Новелла : Сакура на 300 километров


История любви двух людей …

Акено - девушка

Хиро - парень


Начало новеллы

Тонкая черная нить, тянувшаяся от медиаплеера в кармане Хиро, была единственным, что сейчас их по-настоящему связывало с Акено. По одному наушнику, одна и та же грустная мелодия, ставшая почти ритуальной.

Он шел следом за Акено. Она двигалась в ритм музыки, будто не замечая, что ее шаги слишком точны, слишком выверены для простой прогулки.

Они шли по тропе, которая выглядела как сцена из старого фильма.
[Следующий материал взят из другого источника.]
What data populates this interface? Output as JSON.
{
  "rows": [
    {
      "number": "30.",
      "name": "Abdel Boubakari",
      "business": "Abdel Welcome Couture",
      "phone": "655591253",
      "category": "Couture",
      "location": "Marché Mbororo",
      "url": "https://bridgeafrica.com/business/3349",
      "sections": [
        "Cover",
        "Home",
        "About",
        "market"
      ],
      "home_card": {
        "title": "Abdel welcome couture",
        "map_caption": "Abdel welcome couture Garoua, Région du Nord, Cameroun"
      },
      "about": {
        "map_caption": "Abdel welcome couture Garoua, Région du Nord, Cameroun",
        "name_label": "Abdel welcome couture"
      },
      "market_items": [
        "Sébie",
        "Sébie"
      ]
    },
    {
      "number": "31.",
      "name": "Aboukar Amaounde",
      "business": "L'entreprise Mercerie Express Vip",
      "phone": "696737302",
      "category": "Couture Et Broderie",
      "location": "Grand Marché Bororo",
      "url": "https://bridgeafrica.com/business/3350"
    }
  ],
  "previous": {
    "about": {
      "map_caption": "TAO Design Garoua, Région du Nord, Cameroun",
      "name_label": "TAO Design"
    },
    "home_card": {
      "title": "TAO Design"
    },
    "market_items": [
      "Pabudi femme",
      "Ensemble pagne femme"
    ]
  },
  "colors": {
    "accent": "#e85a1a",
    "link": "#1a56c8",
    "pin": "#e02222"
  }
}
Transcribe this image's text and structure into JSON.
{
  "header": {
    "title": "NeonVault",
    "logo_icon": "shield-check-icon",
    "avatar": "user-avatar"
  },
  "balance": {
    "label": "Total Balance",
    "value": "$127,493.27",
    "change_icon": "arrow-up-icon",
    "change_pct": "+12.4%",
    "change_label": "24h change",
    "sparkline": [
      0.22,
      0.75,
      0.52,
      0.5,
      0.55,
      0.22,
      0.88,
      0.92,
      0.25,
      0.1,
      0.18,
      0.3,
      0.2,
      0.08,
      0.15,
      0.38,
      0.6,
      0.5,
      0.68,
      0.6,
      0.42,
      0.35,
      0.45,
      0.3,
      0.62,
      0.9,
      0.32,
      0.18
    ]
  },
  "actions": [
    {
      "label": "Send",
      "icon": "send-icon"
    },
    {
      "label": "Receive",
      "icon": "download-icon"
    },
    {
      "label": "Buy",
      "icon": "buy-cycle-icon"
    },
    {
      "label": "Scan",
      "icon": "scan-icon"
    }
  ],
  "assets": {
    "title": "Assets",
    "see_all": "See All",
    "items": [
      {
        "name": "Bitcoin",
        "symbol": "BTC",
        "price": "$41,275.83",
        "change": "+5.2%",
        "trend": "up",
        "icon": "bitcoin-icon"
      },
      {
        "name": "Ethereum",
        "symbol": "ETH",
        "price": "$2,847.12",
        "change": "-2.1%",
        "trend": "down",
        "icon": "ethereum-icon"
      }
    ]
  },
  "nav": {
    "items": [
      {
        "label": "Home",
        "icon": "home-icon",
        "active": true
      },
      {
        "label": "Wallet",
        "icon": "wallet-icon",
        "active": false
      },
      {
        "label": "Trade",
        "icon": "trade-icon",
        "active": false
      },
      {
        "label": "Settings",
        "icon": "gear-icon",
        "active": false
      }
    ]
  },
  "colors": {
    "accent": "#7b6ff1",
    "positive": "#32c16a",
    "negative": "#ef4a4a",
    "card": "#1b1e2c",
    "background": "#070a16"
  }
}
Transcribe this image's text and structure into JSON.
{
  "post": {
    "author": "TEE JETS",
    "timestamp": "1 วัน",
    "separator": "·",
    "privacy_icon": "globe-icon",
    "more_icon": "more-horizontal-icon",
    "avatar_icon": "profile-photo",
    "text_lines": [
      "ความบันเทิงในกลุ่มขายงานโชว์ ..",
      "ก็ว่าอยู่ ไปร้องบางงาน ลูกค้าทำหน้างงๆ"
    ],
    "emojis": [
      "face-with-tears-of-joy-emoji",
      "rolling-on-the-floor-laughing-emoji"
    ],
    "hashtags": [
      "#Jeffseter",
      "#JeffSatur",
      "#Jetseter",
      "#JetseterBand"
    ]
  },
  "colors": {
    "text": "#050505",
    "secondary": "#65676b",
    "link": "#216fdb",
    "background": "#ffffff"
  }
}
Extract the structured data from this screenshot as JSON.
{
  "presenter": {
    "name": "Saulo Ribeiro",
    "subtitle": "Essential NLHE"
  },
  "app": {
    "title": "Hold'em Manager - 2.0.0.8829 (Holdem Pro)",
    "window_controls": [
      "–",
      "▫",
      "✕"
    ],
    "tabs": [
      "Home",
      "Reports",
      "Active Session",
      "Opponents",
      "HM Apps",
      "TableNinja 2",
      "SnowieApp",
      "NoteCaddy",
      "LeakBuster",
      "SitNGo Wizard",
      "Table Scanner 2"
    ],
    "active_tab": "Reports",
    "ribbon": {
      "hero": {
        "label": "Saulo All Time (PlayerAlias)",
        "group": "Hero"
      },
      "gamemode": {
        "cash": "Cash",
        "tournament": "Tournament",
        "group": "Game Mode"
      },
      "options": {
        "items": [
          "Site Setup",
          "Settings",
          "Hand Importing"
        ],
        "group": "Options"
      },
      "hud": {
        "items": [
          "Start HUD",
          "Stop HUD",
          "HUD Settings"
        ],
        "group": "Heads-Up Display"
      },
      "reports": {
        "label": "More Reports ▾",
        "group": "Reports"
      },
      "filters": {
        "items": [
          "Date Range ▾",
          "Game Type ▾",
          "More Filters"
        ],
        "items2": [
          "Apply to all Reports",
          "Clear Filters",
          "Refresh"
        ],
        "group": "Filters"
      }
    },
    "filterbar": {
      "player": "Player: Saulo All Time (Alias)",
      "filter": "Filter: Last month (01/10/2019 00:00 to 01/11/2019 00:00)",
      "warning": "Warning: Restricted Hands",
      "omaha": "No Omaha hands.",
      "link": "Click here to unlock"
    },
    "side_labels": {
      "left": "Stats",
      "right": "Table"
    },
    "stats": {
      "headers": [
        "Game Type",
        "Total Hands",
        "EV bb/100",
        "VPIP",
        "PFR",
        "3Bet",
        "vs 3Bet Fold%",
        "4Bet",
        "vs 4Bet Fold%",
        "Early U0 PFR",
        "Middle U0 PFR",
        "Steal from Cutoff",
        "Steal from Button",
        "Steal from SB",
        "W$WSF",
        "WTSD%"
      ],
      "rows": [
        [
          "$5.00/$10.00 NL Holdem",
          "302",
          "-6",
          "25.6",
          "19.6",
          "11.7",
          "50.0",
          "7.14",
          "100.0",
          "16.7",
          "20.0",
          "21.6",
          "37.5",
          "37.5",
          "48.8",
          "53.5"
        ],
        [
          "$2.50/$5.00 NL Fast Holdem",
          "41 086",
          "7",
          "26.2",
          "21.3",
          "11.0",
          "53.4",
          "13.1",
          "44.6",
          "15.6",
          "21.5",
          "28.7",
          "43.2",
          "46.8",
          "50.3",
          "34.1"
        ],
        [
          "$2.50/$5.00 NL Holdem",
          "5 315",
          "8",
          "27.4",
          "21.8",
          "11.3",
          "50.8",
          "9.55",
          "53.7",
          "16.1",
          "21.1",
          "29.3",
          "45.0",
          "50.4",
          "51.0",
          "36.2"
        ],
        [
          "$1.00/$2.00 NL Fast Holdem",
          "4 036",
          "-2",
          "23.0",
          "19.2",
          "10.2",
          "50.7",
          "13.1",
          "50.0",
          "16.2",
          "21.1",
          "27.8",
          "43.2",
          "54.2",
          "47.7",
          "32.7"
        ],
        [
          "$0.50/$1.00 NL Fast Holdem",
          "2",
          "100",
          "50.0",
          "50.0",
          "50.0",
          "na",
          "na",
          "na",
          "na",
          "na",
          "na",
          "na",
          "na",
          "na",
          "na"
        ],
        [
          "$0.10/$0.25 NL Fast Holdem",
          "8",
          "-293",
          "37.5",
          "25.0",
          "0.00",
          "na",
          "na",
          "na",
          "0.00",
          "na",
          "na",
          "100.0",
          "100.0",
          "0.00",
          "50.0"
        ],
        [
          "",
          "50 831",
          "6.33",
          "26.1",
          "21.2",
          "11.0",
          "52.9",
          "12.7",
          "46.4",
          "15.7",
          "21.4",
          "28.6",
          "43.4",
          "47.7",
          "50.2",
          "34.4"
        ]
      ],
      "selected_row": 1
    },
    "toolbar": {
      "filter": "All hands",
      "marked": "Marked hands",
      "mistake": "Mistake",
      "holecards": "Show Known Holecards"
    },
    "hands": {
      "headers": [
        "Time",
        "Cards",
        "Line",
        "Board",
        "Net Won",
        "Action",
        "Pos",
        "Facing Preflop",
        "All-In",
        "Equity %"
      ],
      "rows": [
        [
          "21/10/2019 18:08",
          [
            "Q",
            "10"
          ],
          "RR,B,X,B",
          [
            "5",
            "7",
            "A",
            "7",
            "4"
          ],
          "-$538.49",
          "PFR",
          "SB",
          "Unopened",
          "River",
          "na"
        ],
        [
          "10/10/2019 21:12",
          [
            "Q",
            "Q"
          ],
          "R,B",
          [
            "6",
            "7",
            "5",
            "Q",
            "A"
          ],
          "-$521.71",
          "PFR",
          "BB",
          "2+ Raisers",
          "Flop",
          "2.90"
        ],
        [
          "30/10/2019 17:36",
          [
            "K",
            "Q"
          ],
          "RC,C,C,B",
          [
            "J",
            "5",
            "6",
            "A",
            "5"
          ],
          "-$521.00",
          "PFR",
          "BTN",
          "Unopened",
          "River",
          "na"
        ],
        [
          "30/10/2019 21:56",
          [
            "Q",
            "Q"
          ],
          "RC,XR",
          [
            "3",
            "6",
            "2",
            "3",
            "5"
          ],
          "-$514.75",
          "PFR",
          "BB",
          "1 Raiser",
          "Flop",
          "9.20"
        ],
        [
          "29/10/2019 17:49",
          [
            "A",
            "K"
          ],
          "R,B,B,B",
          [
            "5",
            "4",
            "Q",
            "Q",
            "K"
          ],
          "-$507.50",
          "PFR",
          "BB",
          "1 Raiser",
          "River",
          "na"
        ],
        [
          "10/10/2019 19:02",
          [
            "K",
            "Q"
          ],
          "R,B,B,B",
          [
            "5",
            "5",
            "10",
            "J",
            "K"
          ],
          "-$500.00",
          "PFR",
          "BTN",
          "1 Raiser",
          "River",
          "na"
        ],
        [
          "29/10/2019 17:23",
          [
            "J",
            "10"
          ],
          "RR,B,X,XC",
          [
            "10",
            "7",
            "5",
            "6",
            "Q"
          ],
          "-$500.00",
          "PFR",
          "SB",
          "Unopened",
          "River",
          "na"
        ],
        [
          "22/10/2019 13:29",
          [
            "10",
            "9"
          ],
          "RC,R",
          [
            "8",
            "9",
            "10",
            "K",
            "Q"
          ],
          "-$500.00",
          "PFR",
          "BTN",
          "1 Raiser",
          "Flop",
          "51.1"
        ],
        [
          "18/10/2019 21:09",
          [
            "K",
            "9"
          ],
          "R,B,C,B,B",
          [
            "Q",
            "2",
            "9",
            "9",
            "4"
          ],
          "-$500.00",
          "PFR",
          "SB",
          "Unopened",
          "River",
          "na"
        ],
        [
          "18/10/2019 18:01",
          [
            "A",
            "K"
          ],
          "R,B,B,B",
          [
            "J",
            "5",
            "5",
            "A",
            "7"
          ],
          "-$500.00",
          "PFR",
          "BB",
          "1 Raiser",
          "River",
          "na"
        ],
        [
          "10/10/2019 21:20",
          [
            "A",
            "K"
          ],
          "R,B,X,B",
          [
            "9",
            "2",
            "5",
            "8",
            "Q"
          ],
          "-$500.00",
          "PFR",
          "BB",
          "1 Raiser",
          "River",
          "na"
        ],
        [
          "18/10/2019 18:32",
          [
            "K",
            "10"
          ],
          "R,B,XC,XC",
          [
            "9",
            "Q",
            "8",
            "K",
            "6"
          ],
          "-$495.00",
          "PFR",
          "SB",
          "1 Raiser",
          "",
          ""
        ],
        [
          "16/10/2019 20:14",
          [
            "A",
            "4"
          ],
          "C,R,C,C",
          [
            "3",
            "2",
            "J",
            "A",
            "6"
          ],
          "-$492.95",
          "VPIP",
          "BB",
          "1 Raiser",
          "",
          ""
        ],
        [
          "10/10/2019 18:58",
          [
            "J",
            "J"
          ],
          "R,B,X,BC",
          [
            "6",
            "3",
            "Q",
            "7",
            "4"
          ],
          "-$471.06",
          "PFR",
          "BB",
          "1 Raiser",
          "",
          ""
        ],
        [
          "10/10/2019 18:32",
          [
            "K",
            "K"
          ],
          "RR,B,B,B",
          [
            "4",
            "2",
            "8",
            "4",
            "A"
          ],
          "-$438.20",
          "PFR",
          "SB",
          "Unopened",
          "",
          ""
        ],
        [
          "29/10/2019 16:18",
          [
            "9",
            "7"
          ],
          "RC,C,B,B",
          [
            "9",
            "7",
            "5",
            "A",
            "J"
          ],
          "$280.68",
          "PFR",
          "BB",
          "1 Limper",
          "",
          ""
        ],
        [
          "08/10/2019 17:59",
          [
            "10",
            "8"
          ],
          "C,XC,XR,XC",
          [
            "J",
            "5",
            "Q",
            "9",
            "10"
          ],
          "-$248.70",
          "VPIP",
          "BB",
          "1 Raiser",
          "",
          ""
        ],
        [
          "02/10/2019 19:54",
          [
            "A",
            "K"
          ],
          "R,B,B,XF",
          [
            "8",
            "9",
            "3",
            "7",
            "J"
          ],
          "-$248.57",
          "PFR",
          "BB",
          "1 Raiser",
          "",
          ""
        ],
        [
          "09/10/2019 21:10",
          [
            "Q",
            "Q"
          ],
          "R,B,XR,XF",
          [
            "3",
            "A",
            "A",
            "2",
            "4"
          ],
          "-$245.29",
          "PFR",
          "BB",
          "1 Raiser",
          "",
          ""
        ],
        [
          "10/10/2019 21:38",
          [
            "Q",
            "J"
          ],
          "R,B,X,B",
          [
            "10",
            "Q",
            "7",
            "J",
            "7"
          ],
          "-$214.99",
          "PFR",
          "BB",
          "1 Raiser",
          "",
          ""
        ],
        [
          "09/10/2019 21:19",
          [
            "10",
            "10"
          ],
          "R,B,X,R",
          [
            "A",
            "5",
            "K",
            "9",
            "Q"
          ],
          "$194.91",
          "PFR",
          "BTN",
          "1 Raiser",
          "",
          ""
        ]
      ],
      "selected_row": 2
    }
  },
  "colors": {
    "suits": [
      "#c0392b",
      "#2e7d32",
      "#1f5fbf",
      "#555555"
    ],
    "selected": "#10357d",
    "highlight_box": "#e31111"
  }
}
Лепестки, падающие с сакуры, не успевали коснуться травы, тут же подхватывались мягким, весенним ветром и взлетали снова. Это был настоящий розовый снегопад, который никогда не сулит холода. За стеной деревьев, словно нетерпеливый наблюдатель, ждала реальность — яркие, навязчиво-желтые огни города, которые Хиро видел сквозь ажурную крону сакуры.

Он перевел взгляд на спину Акено. Грусть, которую они разделяли в наушниках, была сильнее всех невысказанных слов. Она была общим знаменем их текущей тишины.

Мелодия достигла своего самого пронзительного момента. Это была та самая песня. Та, под которую, ровно 3 года назад, они дали обещание...


Память. 3 Года назад


Резкий вздох. Те же самые деревья, но воздух тогда казался другим — чистым, обещающим. Сегодня Хиро ощущал только влажную тяжесть.

3 года назад, на этом самом месте, Акено внезапно остановилась. Она обернулась, и свет фонарей, пробиваясь сквозь розовые лепестки, ложился на её лицо мерцающими пятнами. Она выглядела настолько счастливой и хрупкой, что Хиро боялся коснуться её, чтобы не разрушить момент.

Она вынула наушник и, не дожидаясь конца мелодии, сказала:


— Мы всегда будем слушать музыку вот так, Хиро. Даже если будем жить на разных концах света. Обещай, что не забудешь этот парк.

Её глаза сияли, а голос дрожал от важности этого нелепого, максималистского обещания. Тогда, в том свете, на фоне совершенной весны, Хиро без колебаний ответил:


— Клянусь.


Он обнял её. Они стояли так долго, пока лепестки не накрыли их почти полностью. Это была клятва вечной близости, закрепленная общей песней.

.

Возвращение в Настоящее


Грубая реальность ударила по Хиро, как холодная вода. Он открыл глаза. Акено по-прежнему шла впереди. Наушник в его ухе продолжал транслировать их "клятву".

Он понимал, что обещание технически не нарушено. Они действительно слушают ту же музыку, на той же аллее. Но теперь это не символ близости, а доказательство того, как сильно можно быть на разных концах света, находясь всего в шаге друг от друга.


Хиро резко остановился, вынимая свой наушник. Тихий щелчок медиаплеера, заглушивший музыку, прозвучал в этом розовом мире оглушительно.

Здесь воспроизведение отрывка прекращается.